The soft murmurs that always fill train cars trickled away into silence, and the guy sitting next to me leaned towards the aisle, trapped in his seat by the Enforcer but willing himself to get as far away as possible.


He was only a few years older than me. Might even have gone to the same school. I searched his face for something to connect to, like mom always told us to do, but he was cold and indifferent.

‘Come on,’ one of the other Enforcers said. ‘Transit’s going to complain.’

He narrowed his eyes at me and then released my arm.

‘I’m watching you.’

He spun and joined the rest of the Enforcers as they clattered back off the train and the doors glided shut behind them, restoring the train to its usual chaotic, bubbling volume. The guy next to me leaned back in his seat and shot me an apologetic smile, and I tried to ignore the pounding of my heart as I pulled out my school notebook and reviewed my homework notes, just to give myself something else to do. People slyly craned their necks back at me now and then, but eventually they stopped, caught up in the rhythm of rush hour.

I should have waited for the women-only car. It was a rookie mistake, I knew, especially with what I was carrying, but I was in a hurry and I wasn’t thinking. Mom would say that this was why I couldn’t be part of this, but she didn’t get it. This was bigger than me. I just had to be more careful. I’d switch lines and distribute there, so no one would connect me with it.

At the next stop, I hefted my bag under my arm and crossed the platform, taking care to sit in a women-only car this time. It was mostly filled with little girls and older women, not many people my age, and they were all several shades paler than me. The population of the car ebbed and flowed as we passed what must have been a primary school, and then a residential neighbourhood, and finally it was crowded enough that I could casually drop my load and float off, just another teenager on her way home from school.

I slashed open the parcel and the pages spilled across the train in a gust of wind as the doors opened.
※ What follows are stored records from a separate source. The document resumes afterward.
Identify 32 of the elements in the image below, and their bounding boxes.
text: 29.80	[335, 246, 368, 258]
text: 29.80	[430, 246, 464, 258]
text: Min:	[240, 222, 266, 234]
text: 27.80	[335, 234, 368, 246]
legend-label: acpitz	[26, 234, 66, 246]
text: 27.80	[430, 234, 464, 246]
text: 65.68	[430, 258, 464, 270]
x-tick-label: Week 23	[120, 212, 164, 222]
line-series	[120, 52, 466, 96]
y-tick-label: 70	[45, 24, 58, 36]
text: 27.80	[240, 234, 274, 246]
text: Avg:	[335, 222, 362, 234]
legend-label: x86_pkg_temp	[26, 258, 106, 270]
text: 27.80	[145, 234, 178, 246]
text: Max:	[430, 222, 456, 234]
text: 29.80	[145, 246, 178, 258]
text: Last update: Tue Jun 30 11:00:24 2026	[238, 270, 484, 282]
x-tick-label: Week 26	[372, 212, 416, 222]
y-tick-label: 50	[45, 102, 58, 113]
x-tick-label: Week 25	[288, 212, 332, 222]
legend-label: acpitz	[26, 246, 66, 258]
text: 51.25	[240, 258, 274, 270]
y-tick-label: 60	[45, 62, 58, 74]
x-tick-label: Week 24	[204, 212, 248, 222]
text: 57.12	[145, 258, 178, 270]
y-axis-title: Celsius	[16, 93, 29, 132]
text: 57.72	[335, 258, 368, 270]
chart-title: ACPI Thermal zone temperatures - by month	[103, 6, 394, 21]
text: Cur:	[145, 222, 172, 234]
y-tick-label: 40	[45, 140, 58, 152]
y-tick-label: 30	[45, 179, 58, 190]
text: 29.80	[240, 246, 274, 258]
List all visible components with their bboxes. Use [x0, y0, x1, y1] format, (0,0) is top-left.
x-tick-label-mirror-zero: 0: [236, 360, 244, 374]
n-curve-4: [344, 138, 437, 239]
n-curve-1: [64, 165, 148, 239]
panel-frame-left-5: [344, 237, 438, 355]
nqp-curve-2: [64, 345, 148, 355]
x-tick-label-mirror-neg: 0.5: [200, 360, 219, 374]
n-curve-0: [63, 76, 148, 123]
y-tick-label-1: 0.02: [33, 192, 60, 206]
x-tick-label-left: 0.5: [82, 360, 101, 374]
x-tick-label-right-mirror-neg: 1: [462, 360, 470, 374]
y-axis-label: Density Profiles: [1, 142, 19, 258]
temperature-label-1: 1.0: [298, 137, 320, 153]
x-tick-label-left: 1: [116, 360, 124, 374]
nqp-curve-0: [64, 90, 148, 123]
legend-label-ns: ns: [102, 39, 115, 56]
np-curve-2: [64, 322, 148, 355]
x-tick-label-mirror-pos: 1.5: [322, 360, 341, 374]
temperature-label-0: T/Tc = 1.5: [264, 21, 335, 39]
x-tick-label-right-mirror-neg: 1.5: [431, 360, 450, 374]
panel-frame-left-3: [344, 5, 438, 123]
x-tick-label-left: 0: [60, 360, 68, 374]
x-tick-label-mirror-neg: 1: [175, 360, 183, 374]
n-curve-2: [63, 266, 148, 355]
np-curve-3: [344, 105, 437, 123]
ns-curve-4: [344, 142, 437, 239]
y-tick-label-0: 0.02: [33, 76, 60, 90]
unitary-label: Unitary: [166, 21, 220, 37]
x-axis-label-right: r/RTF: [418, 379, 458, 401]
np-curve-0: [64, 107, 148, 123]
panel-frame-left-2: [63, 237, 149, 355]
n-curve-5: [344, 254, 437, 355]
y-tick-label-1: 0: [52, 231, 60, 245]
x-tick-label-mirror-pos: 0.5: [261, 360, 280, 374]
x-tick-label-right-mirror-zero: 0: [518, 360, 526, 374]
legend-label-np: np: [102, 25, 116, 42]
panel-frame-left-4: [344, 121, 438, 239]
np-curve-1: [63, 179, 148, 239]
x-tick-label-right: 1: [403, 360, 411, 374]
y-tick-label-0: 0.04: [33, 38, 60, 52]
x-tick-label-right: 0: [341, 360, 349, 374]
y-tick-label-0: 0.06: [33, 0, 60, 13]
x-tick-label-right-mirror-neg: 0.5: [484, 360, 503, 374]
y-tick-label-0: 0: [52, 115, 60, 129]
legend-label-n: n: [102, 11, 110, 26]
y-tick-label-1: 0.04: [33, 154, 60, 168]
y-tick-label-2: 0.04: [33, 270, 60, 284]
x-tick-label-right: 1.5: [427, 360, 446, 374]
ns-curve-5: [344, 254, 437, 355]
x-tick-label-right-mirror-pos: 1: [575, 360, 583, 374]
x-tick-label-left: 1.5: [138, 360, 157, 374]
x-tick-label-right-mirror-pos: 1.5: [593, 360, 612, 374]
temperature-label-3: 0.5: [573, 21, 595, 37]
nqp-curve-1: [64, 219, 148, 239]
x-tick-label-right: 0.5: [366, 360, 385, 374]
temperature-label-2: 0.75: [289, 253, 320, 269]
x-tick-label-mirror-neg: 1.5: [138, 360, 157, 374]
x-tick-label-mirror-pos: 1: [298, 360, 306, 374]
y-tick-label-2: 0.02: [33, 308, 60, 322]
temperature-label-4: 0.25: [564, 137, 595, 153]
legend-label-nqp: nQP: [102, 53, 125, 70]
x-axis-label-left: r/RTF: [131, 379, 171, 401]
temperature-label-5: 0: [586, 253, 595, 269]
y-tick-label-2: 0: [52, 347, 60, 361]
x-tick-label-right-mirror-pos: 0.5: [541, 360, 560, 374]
It was Peter’s idea to call it the ‘Times,’ I guess there was some leftist rag by that name before the president banned newspapers, and he formatted it all simple, easy to read. It was hard to find paper and a printer, but somehow he always managed to scrounge something up. Even if it was days or weeks out of date, depending on our network, people still read it, passed it between each other and whispered about it.

I stumbled off the train and started heading aboveground, wanting to throw anyone following off my scent, but before I could even pass the turnstile, I ran into an unyielding shape in black, clutching a fistful of paper. I could just see the headline — ‘President Trump refuses Mexican border talks’ — on a sheet sticking out above the Enforcer’s hand.

‘Excuse me,’ I said, trying to feint around him, like this all had nothing to do with me, but I felt his hand come down on my wrists like iron.

‘I think you dropped something,’ he said, pushing me down the platform towards the security office.

It looked like maybe I was going to the Tower after all.